Outros dados também mostram que pais que trabalham são a nova norma, com 60% das crianças agora vivendo em lares onde ambos os pais em casa trabalham no mínimo meio expediente, em comparação a 40% em 1965, segundo o Escritório de Estatísticas do Trabalho e o Conselho de Consultores Econômicos da Casa Branca.

A mudança tem implicações econômicas. A renda média dos lares nos quais ambos os pais trabalham é de US$ 102.400 (cerca de R$ 388.780), segundo a pesquisa Pew, em comparação a US$ 84 mil (cerca de R$ 318.900) quando as mães trabalham meio período e US$ 55 mil (R$ 208.800) quando permanecem em casa.
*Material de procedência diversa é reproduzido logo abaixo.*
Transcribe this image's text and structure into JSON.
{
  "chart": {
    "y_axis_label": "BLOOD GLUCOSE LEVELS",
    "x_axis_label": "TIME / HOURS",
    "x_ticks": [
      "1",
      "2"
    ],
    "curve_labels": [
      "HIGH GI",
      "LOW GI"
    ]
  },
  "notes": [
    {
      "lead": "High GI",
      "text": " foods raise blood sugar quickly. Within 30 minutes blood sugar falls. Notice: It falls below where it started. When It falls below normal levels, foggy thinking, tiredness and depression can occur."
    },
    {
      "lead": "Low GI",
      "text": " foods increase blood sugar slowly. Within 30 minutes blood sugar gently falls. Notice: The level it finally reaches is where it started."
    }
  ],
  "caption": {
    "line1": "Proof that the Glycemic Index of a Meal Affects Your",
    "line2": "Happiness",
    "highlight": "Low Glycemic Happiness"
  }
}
Há uma divisão de gênero nas percepções dos pais sobre quanta responsabilidade assumem, apontou a pesquisa Pew, com 56% dos pais dizendo que a dividem igualmente, enquanto apenas 46% das mães concordam.

“À medida que são mais pressionados no trabalho, as pressões da divisão igualitária de criação dos filhos aumenta em casa”, disse Blair-Loy, “Eles estão fazendo mais do que seus pais jamais fizeram e acreditam no igualitarismo, logo, é claro, eles querem interpretar como igual.”

Ao ser perguntado sobre a divisão das tarefas domésticas, Sean O’Malley, 37, um consultor de biotecnologia e pai de Fiona, 11 meses, disse: “Eu acho que dividimos igualmente. E se não for igual, então certamente queremos que seja.”

“Eu diria que faço mais”, disse sua mulher, Anne Mercogliano, 33, uma executiva de marketing do Twitter.

Eles tentam dividir igualmente os cuidados com a criança. Ele acorda com Fiona e realiza a rotina matinal, e assume quando sua mulher enfrenta uma crise no trabalho. Mercogliano é o que ela chama de “equipe preparatória” –encomendando os produtos para o bebê, preparando aos domingos as refeições para a semana e marcando as consultas com a pediatra e as aulas de natação.

“A conta Amazon Prime é minha”, ela disse. “Ele diz, tipo, ‘Quando vão terminar estas fraldas noturnas?’ e eu respondo, tipo, ‘Nós já fizemos outros seis pedidos delas’.”

Para os pais de Roman, não está claro que a abordagem atual deles é sustentável. “Especialmente agora que ele ainda está abaixo da idade escolar, eu me sinto mal por ter um emprego em tempo integral e basicamente estar ausente todo esse tempo”, disse Barnes. “Ou será como me sentirei todo dia pelos próximos anos ou preciso encontrar uma forma de trabalhar um pouco menos.”

Ambas as famílias disseram que uma política que seria de grande ajuda a famílias como as suas seria uma licença família remunerada –particularmente uma licença paternidade.

O’Malley conseguiu tirar um mês de folga e Mercogliano disse: “Eu honestamente acho que foi o melhor presente que recebi, apenas tê-lo em casa. É ótimo que as pessoas estejam focadas em maior licença família, mas com certeza acredito que deveria ser neutra em relação a gênero”.